VQR Welcomes New Poetry Editor Gregory Pardlo
VQR is proud to welcome Pulitzer Prize–winner Gregory Pardlo as its new poetry editor. Pardlo, a 2017 Guggenheim Fellow for Poetry, is the author of Totem, winner of the APR/Honickman Prize, Digest, winner of the 2015 Pulitzer Prize for Poetry, and the forthcoming Air Traffic, a memoir in essays.
It grieves me to think that some poets may never know what it was like, years ago, to fold poems into an envelope with a cover letter and SASE. And that avian shriek of the mailbox lid: I used to place each envelope like a wafer on its steel blue tongue, then check to make sure the envelope hadn’t been coughed back up. I confess that sometimes I sent the same group of poems to the editors of several different journals at once. I knew all was forgiven when those envelopes, still creased where I’d folded them, and addressed to me in my own handwriting, arrived bundled with my phone bills and student loan statements.
There’s a lot to be nostalgic about on the editorial side as well. In the midnineties, I joined the editorial board of Painted Bride Quarterly and read slush for years. Maybe it felt more personal back then because the more analog and ritualistic it was, the more points of contact there seemed to be between poet and editor. Sorting through plastic post-office bins full of #10 and clasp envelopes with postmarks from across the country and overseas made me feel somehow like a citizen of the world.
When I was invited to join the Virginia Quarterly Review as poetry editor, I looked to my personal history to retrieve this narrative of the editor as intermediary. I suspect practicing poets make the best editors because they are conscious of the entire process from farm to table, so to speak. Maybe this holistic approach can serve as a speed bump in the rapid siloization of literary production. Then again, maybe it doesn’t help for the poetry editor to have a personal investment in how poems get made. Either way, it’s hard for me to overlook that dimension of the work. Every poem has an ethos that marks it from its inception, though most often this ethos is not legible in the poem at all. Sometimes the ethos is awkwardly disguised, and sometimes it shows up in an unconscious display like food in the teeth of an earnest smile. My job is not to ignore it in those cases, but to be a friend to the poet whenever possible, and a friend to the reader at all times.

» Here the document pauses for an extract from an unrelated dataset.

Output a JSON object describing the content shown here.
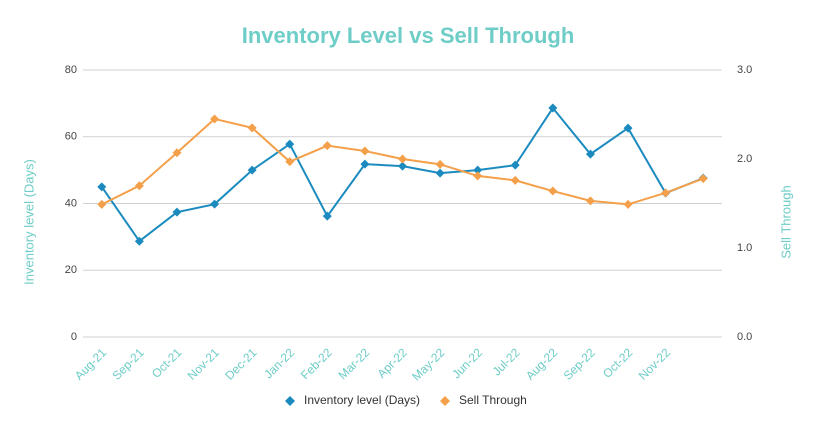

The term nommo, popularized by Chicago poets in the late sixties and seventies, refers to the power to shape reality through language. The poetry that will appear in VQR will harken to many traditions, bringing delight through surprise and challenging our assumptions about the limits of the imagination. The poems will communicate a broad range of aesthetic values, but they will, by and large, share a common nommo—that is, a fundamental belief that language is constructive and communal. With that in mind, I’m eager to see what we all—editors, contributors, and readers—might build together.